At this point it’s good to remember that most of this series is speculation. Moments in history are captured of course, but the private conversations behind closed doors are little more than hearsay and rumours. Did Elizabeth, Princess Anne, Princess Margaret (Helena Bonham Carter, who gets her own episode too) and the Queen Mother (Marion Bailey coming across as a real battle-axe in this season) really have a conversation about Charles and Diana before the wedding, with the younger royals saying it was a dreadful idea and it should be stopped, and the Queen Mother saying “nonsense, it’s how it is and she must learn to get used to it” – or words to that effect, on the Camilla situation?

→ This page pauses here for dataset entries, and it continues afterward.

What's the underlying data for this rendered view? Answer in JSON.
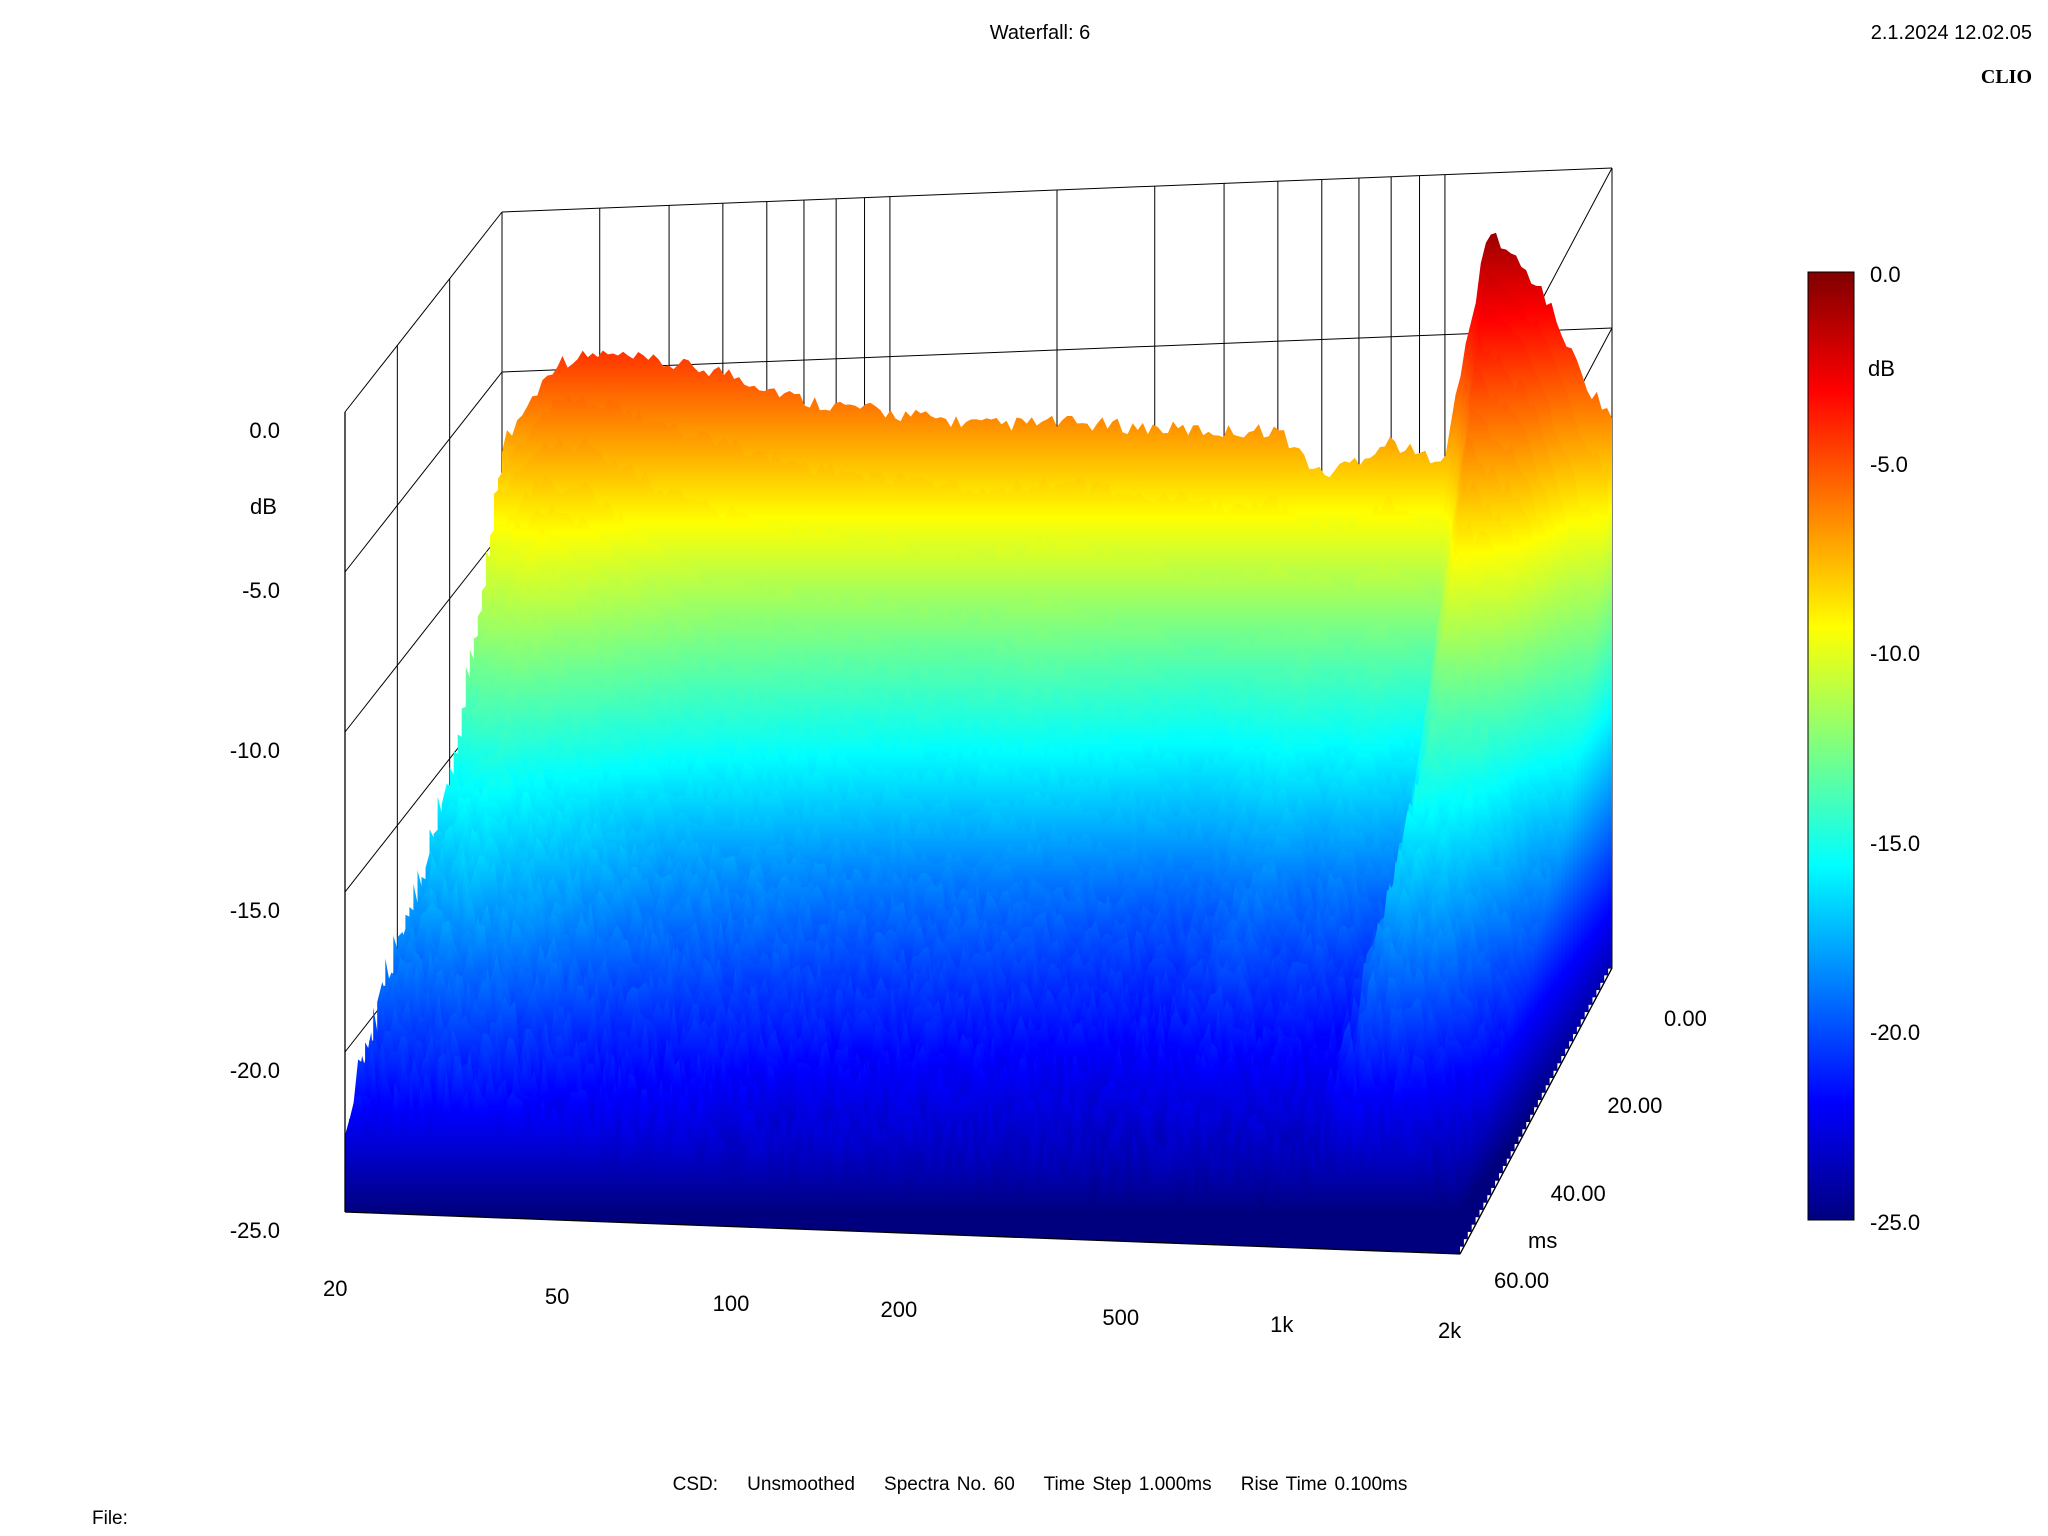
{
  "header": {
    "title": "Waterfall: 6",
    "timestamp": "2.1.2024 12.02.05",
    "brand": "CLIO"
  },
  "footer": {
    "csd_label": "CSD:",
    "smoothing": "Unsmoothed",
    "spectra": "Spectra No. 60",
    "time_step": "Time Step 1.000ms",
    "rise_time": "Rise Time 0.100ms",
    "file_label": "File:"
  },
  "chart_data": {
    "type": "waterfall",
    "title": "Waterfall: 6",
    "zlabel": "dB",
    "zlim": [
      -25,
      0
    ],
    "z_ticks": [
      "0.0",
      "-5.0",
      "-10.0",
      "-15.0",
      "-20.0",
      "-25.0"
    ],
    "xlabel": "",
    "x_scale": "log",
    "xlim": [
      20,
      2000
    ],
    "x_ticks": [
      {
        "value": 20,
        "label": "20"
      },
      {
        "value": 50,
        "label": "50"
      },
      {
        "value": 100,
        "label": "100"
      },
      {
        "value": 200,
        "label": "200"
      },
      {
        "value": 500,
        "label": "500"
      },
      {
        "value": 1000,
        "label": "1k"
      },
      {
        "value": 2000,
        "label": "2k"
      }
    ],
    "ylabel": "ms",
    "ylim": [
      0,
      60
    ],
    "y_ticks": [
      "0.00",
      "20.00",
      "40.00",
      "60.00"
    ],
    "colorbar": {
      "label": "dB",
      "ticks": [
        "0.0",
        "-5.0",
        "-10.0",
        "-15.0",
        "-20.0",
        "-25.0"
      ],
      "colors": [
        "#7f0000",
        "#ff0000",
        "#ffff00",
        "#00ffff",
        "#0000ff",
        "#00007f"
      ]
    },
    "series": [
      {
        "time_ms": 0,
        "freq_hz": [
          20,
          25,
          30,
          40,
          50,
          70,
          100,
          150,
          200,
          300,
          400,
          500,
          600,
          700,
          800,
          900,
          1000,
          1200,
          1500,
          1800,
          2000
        ],
        "db": [
          -7.5,
          -5.0,
          -4.8,
          -5.2,
          -5.5,
          -6.5,
          -7.0,
          -7.5,
          -7.5,
          -7.8,
          -8.0,
          -8.0,
          -9.5,
          -9.0,
          -8.5,
          -9.0,
          -9.0,
          -2.0,
          -4.0,
          -7.0,
          -8.0
        ]
      },
      {
        "time_ms": 5,
        "freq_hz": [
          20,
          25,
          30,
          40,
          50,
          70,
          100,
          150,
          200,
          300,
          400,
          500,
          600,
          700,
          800,
          900,
          1000,
          1200,
          1500,
          1800,
          2000
        ],
        "db": [
          -10.0,
          -8.5,
          -9.0,
          -11.0,
          -12.0,
          -12.5,
          -13.0,
          -13.5,
          -13.0,
          -14.0,
          -15.0,
          -14.5,
          -14.0,
          -15.0,
          -14.0,
          -15.0,
          -15.5,
          -5.0,
          -7.0,
          -12.0,
          -13.0
        ]
      },
      {
        "time_ms": 20,
        "freq_hz": [
          20,
          25,
          30,
          40,
          50,
          70,
          100,
          150,
          200,
          300,
          400,
          500,
          600,
          700,
          800,
          900,
          1000,
          1200,
          1500,
          1800,
          2000
        ],
        "db": [
          -16.0,
          -15.0,
          -16.0,
          -17.0,
          -18.0,
          -18.5,
          -19.0,
          -19.5,
          -19.5,
          -20.0,
          -20.5,
          -20.0,
          -19.0,
          -20.0,
          -19.5,
          -20.0,
          -20.5,
          -14.0,
          -15.0,
          -18.0,
          -19.0
        ]
      },
      {
        "time_ms": 60,
        "freq_hz": [
          20,
          25,
          30,
          40,
          50,
          70,
          100,
          150,
          200,
          300,
          400,
          500,
          600,
          700,
          800,
          900,
          1000,
          1200,
          1500,
          1800,
          2000
        ],
        "db": [
          -23.0,
          -23.0,
          -22.5,
          -23.0,
          -23.5,
          -23.5,
          -24.0,
          -24.0,
          -24.0,
          -24.0,
          -24.0,
          -24.0,
          -24.0,
          -24.0,
          -24.0,
          -24.0,
          -24.0,
          -23.0,
          -23.0,
          -23.5,
          -24.0
        ]
      }
    ]
  }
}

Perhaps. Maybe the Queen did in fact have some empathy for her daughter-in-law as her unhappiness and hysteria increased proportionately, even as she wooed the world and overshadowed sulky Charles.

There are so many truths we’ll never know, but that doesn’t get in the way of The Crown being firmly grounded in recorded events with dollops of dramatisation to keep viewers engrossed. At the same time, it veers away from the too obvious and the overdone; we see different parts of the fairytale wedding of the century, and more often than not, the visuals are so nuanced and merely hinted at that you feel you are watching the real thing.

Emma Corrin doesn’t really look like Diana, but she has that shy looking-at-you-under-her-fringe move down, and the speech too. The costumes are familiar outfits photographed a million times and circulated around the world so as to be as recognisable as our own wardrobes. Josh O’Connor (The Durrells) still steals the show as Charles, even if the character is wholly unsympathetic at this time.

We meet Andrew (Tom Byrne) and Edward (Angus Imrie) in this season, and there’s a horrifyingly sleazy moment when Prince Andrew tells Mummy about his latest girlfriend Koo Stark’s role in a film (Cruel Passion).

Princess Anne (Erin Doherty) is the perceptive one, displaying surprising insight into her siblings’ lives. Emerald Fennell as Camilla Parker Bowles is another triumph of casting, hairstyling and direction, as is Jessica Aquilina as Sarah Ferguson, the fleeting glimpses we get of her.

“It does not feel like a coincidence that the first season of The Crown to cast Elizabeth in between two potent female characters is also the first season of The Crown during which Elizabeth becomes really interesting. In fading into the background a little, she paradoxically becomes more distinct,” says Vulture, headlining its review with “The Crown Has Finally Gotten To The Good Stuff”.